Eigenvalues of a permutation operator in $\mathbb{C}^n$

Question

The problem that I'm trying to solve is the following:

Let $\pi$ be a permutation of the integers $\left\{1,2,...,n\right\}$. Find the eigenvalues of $A_{\pi}\in\mathcal{L}(\mathbb{C}^n)$ such that $\forall (x_1,...,x_n) \in \mathbb{C}^n: A_{\pi}(x_1,...,x_n)\mapsto(x_{\pi(1)},...,x_{\pi(n)})$.

Now that we're on the same page, I tried to solve it by using a theorem for permutations which says that any for any permutation $\pi$ of a finite number of elements there exists a least integer $m$ such that $\pi^n=e$ (nth composition). Where $e$ is the identity permutation. From there, $$A_{\pi}^m=I$$ With $I$ being the identity operator. By using $A_{\pi}x=\lambda x$ and the conclusion above I arrived at

$$\lambda x= \lambda^{m+1}x = ... = \lambda^{ml+1}x = ...$$ If I use only the two first terms in the equality above I can conclude that one of the eigenvalues is zero, which doesn't seem to make much sense because $A_{-\pi}$ exists, and also that the remaining eigenvalues are in the complex unit circle. In a case where $m=n!$ the number of eigenvalues is greater than the dimension of $\mathbb{C}^n$, which is also another contradiction. I would like to know what I did wrong or overlooking.

Many thanks.

Answer 1

Hints:

1. Consider the decomposition of $\pi$ into cycles. Then show that $\mathbb{C}^n$ decomposes into a direct sum of corresponding subspaces: for example, if one of the cycles is $(2 ~ 4 ~ 7 ~ 6)$ then $\mathbb{C} e_2 \oplus \mathbb{C} e_4 \oplus \mathbb{C} e_7 \oplus \mathbb{C} e_6$ is an invariant subspace for $A_\pi$.
2. Find the eigenvalues corresponding to each subspace.
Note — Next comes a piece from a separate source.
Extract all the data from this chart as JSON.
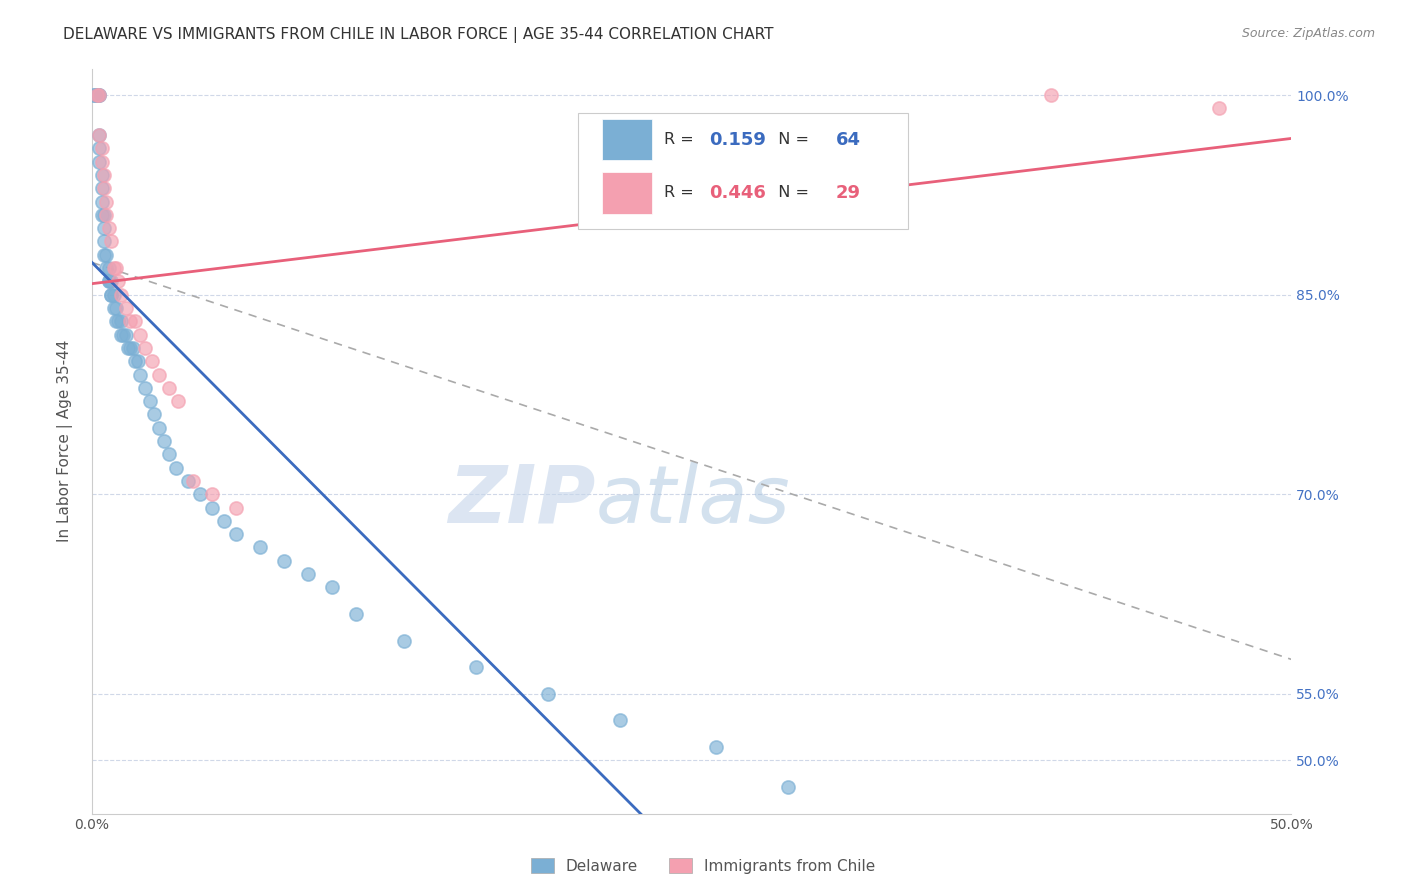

In this, the exact cycle won't matter much, just the length of the cycle: so as an example, try finding the eigenvalues corresponding to a cycle $(1 ~ 2 ~ 3 ~ 4 ~ 5)$.

Answer 2

Your matrix $A_\pi$ is a unitary matrix (each column has norm $1$ and every two distinct columns are orthogonal). Therefore, each of its eigenvalues has absolute value equal to $1$: Firthermore, of $n$ is the order of the permutation, then ${A_\pi}^n=\operatorname{Id}$. So, each eigenvalue is a root of unity.